Iterative algorithms achieve high-quality wavefront reconstruction.

These methods significantly reduce computational effort.

Performance is validated through end-to-end simulations.

Abstract

In this paper, we address the inverse problem of fast, stable, and high-quality wavefront reconstruction from pyramid wavefront sensor data for Adaptive Optics systems on Extremely Large Telescopes. For solving the indicated problem we apply well-known iterative mathematical algorithms, namely conjugate gradient, steepest descent, Landweber, Landweber-Kaczmarz and steepest descent-Kaczmarz iteration based on theoretical studies of the pyramid wavefront sensor. We compare the performance (in terms of correction quality and speed) of these algorithms in end-to-end numerical simulations of a closed adaptive loop.
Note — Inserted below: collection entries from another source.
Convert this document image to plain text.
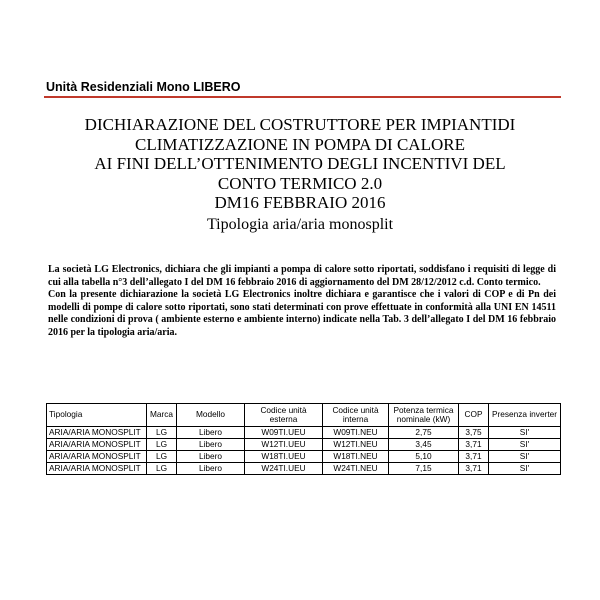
Unità Residenziali Mono LIBERO
DICHIARAZIONE DEL COSTRUTTORE PER IMPIANTIDI
CLIMATIZZAZIONE IN POMPA DI CALORE
AI FINI DELL’OTTENIMENTO DEGLI INCENTIVI DEL
CONTO TERMICO 2.0
DM16 FEBBRAIO 2016
Tipologia aria/aria monosplit

La società LG Electronics, dichiara che gli impianti a pompa di calore sotto riportati, soddisfano i requisiti di legge di cui alla tabella n°3 dell’allegato I del DM 16 febbraio 2016 di aggiornamento del DM 28/12/2012 c.d. Conto termico.

Con la presente dichiarazione la società LG Electronics inoltre dichiara e garantisce che i valori di COP e di Pn dei modelli di pompe di calore sotto riportati, sono stati determinati con prove effettuate in conformità alla UNI EN 14511 nelle condizioni di prova ( ambiente esterno e ambiente interno) indicate nella Tab. 3 dell’allegato I del DM 16 febbraio 2016 per la tipologia aria/aria.

Tipologia	Marca	Modello	Codice unità esterna	Codice unità interna	Potenza termica nominale (kW)	COP	Presenza inverter
ARIA/ARIA MONOSPLIT	LG	Libero	W09TI.UEU	W09TI.NEU	2,75	3,75	SI'
ARIA/ARIA MONOSPLIT	LG	Libero	W12TI.UEU	W12TI.NEU	3,45	3,71	SI'
ARIA/ARIA MONOSPLIT	LG	Libero	W18TI.UEU	W18TI.NEU	5,10	3,71	SI'
ARIA/ARIA MONOSPLIT	LG	Libero	W24TI.UEU	W24TI.NEU	7,15	3,71	SI'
The comparison is performed in the context of a high-order SCAO system for METIS, one of the first-light instruments currently under design for the Extremely Large Telescope. We show that, though being iterative, the analyzed algorithms, when applied in the studied context, can be implemented in a very efficient manner, which reduces the related computational effort significantly. We demonstrate that the suggested analytically developed approaches involving iterative algorithms provide comparable quality to standard matrix-vector-multiplication methods while being computationally cheaper.